Gott schuf die Welt in 6 Tagen. Warum sollten wir für ein Softwareprogramm Jahre brauchen? Nun sind wir nicht Gott, aber wir erschaffen ja auch nicht die Welt, sondern lediglich ein Softwareprogramm. (Als solches durchaus ein respektabler Beitrag zur Erschaffung der Welt)
Es gilt hier auch mit einer Vorstellung aufzuräumen, welche die Entwicklung von Software als einen monate- oder jahrelangen kontinuierlichen Prozess ansieht. Das entspricht nicht der eigentlichen Natur schöpferischer Prozesse. Zur eigentlichen Natur schöpferischer Prozesse zählen zum Beispiel Geburten: Erst sieht man nicht viel, nur einen dicken Bauch (geistige Vorarbeit), dann rappelts ordentlich im Karton und plötzlich ist etwas da – etwas kleines. So isses auch mit der Basisapplikation.
Die Basisapplikation ist eine Sache des Glaubens und zwar des Glaubens als schöpferischer geistiger Operation: Die Annahme, dass es möglich ist, eine erste Version in kürzester Zeit zu erstellen, erschafft die Lösung.

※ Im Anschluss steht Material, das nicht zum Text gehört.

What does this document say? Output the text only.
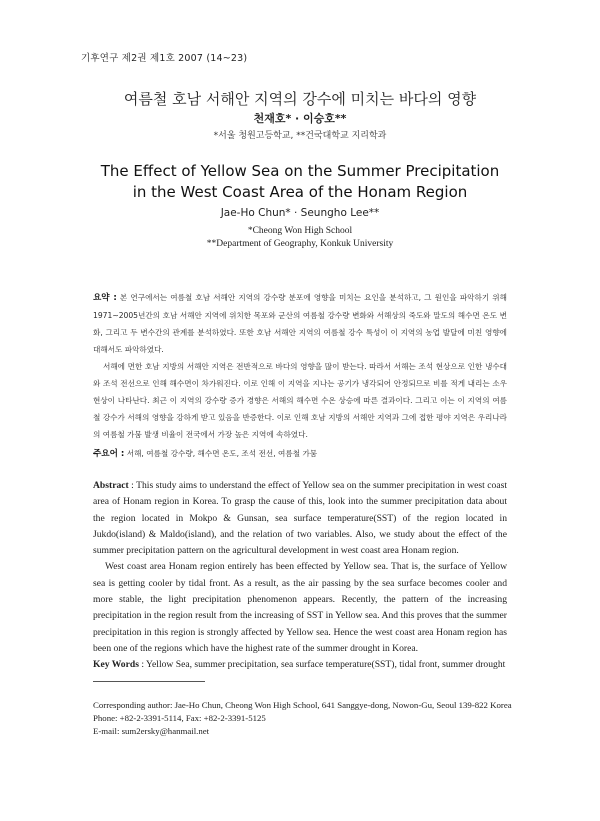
기후연구 제2권 제1호 2007 (14~23)
여름철 호남 서해안 지역의 강수에 미치는 바다의 영향
천재호* · 이승호**
*서울 청원고등학교, **건국대학교 지리학과
The Effect of Yellow Sea on the Summer Precipitation
in the West Coast Area of the Honam Region
Jae-Ho Chun* · Seungho Lee**
*Cheong Won High School
**Department of Geography, Konkuk University

요약 : 본 연구에서는 여름철 호남 서해안 지역의 강수량 분포에 영향을 미치는 요인을 분석하고, 그 원인을 파악하기 위해 1971~2005년간의 호남 서해안 지역에 위치한 목포와 군산의 여름철 강수량 변화와 서해상의 죽도와 말도의 해수면 온도 변화, 그리고 두 변수간의 관계를 분석하였다. 또한 호남 서해안 지역의 여름철 강수 특성이 이 지역의 농업 발달에 미친 영향에 대해서도 파악하였다.

서해에 면한 호남 지방의 서해안 지역은 전반적으로 바다의 영향을 많이 받는다. 따라서 서해는 조석 현상으로 인한 냉수대와 조석 전선으로 인해 해수면이 차가워진다. 이로 인해 이 지역을 지나는 공기가 냉각되어 안정되므로 비를 적게 내리는 소우 현상이 나타난다. 최근 이 지역의 강수량 증가 경향은 서해의 해수면 수온 상승에 따른 결과이다. 그리고 이는 이 지역의 여름철 강수가 서해의 영향을 강하게 받고 있음을 반증한다. 이로 인해 호남 지방의 서해안 지역과 그에 접한 평야 지역은 우리나라의 여름철 가뭄 발생 비율이 전국에서 가장 높은 지역에 속하였다.

주요어 : 서해, 여름철 강수량, 해수면 온도, 조석 전선, 여름철 가뭄

Abstract : This study aims to understand the effect of Yellow sea on the summer precipitation in west coast area of Honam region in Korea. To grasp the cause of this, look into the summer precipitation data about the region located in Mokpo & Gunsan, sea surface temperature(SST) of the region located in Jukdo(island) & Maldo(island), and the relation of two variables. Also, we study about the effect of the summer precipitation pattern on the agricultural development in west coast area Honam region.

West coast area Honam region entirely has been effected by Yellow sea. That is, the surface of Yellow sea is getting cooler by tidal front. As a result, as the air passing by the sea surface becomes cooler and more stable, the light precipitation phenomenon appears. Recently, the pattern of the increasing precipitation in the region result from the increasing of SST in Yellow sea. And this proves that the summer precipitation in this region is strongly affected by Yellow sea. Hence the west coast area Honam region has been one of the regions which have the highest rate of the summer drought in Korea.

Key Words : Yellow Sea, summer precipitation, sea surface temperature(SST), tidal front, summer drought

Corresponding author: Jae-Ho Chun, Cheong Won High School, 641 Sanggye-dong, Nowon-Gu, Seoul 139-822 Korea
Phone: +82-2-3391-5114, Fax: +82-2-3391-5125
E-mail: sum2ersky@hanmail.net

Dieses Konzept dauerhaft angewendet setzt einen Lernprozess in Gang, genau das zu tun, was man eigentlich tun will und sonst gar nichts. Gegenwärtiges Softwareengineering ist so vollgestopft mit Ansichten, was man so alles tun müsste, das bei genauer Betrachtung gar nicht wirklich nötig ist. Softwaresysteme können gleichzeitig so einfach und so nützlich sein ...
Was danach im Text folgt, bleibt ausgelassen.